On PI Controllers for Updating Lagrange Multipliers in Constrained Optimization
Motahareh Sohrabi, Juan Ramirez, Tianyue H. Zhang, Simon Lacoste-Julien, Jose Gallego-Posada
TL;DR
Constrained optimization in neural networks often suffers from unstable gradient-descent-ascent dynamics; this work introduces νPI, a PI-like multiplier updater augmented with an exponential moving average, to stabilize Lagrange multiplier dynamics. νPI generalizes momentum methods (Polyak, Nesterov) and OG via a unifying mapping, offers qualitative and quantitative insights into its damping behavior, and demonstrates improved stability across SVMs, fairness, and sparsity tasks. Theoretical analysis reveals continuous-time oscillator dynamics and conditions for critical damping that surpass GA, while practical guidance and extensive experiments validate robust convergence and performance gains.
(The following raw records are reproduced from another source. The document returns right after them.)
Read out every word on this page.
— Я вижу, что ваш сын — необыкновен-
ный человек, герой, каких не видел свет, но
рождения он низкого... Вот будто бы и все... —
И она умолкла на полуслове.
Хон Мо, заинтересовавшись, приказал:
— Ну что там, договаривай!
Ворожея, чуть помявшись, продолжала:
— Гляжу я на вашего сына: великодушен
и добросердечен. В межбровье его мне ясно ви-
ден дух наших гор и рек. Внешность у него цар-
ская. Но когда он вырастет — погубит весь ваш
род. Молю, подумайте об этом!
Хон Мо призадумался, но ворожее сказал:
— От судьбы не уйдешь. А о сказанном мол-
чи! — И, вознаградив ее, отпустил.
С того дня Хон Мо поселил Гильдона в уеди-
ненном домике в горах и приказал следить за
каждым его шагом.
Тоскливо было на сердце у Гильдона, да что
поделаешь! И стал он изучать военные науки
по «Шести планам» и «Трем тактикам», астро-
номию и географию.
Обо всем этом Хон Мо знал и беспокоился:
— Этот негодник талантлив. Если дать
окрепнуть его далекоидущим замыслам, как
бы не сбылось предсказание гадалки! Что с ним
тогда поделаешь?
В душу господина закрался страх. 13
Overall, νPI provides a reliable, hyperparameter-friendly mechanism for enforcing constraints in large-scale, nonconvex learning problems, with implications for safety, fairness, and model compression.
Abstract
Constrained optimization offers a powerful framework to prescribe desired behaviors in neural network models. Typically, constrained problems are solved via their min-max Lagrangian formulations, which exhibit unstable oscillatory dynamics when optimized using gradient descent-ascent. The adoption of constrained optimization techniques in the machine learning community is currently limited by the lack of reliable, general-purpose update schemes for the Lagrange multipliers. This paper proposes the $ν$PI algorithm and contributes an optimization perspective on Lagrange multiplier updates based on PI controllers, extending the work of Stooke, Achiam and Abbeel (2020). We provide theoretical and empirical insights explaining the inability of momentum methods to address the shortcomings of gradient descent-ascent, and contrast this with the empirical success of our proposed $ν$PI controller. Moreover, we prove that $ν$PI generalizes popular momentum methods for single-objective minimization. Our experiments demonstrate that $ν$PI reliably stabilizes the multiplier dynamics and its hyperparameters enjoy robust and predictable behavior.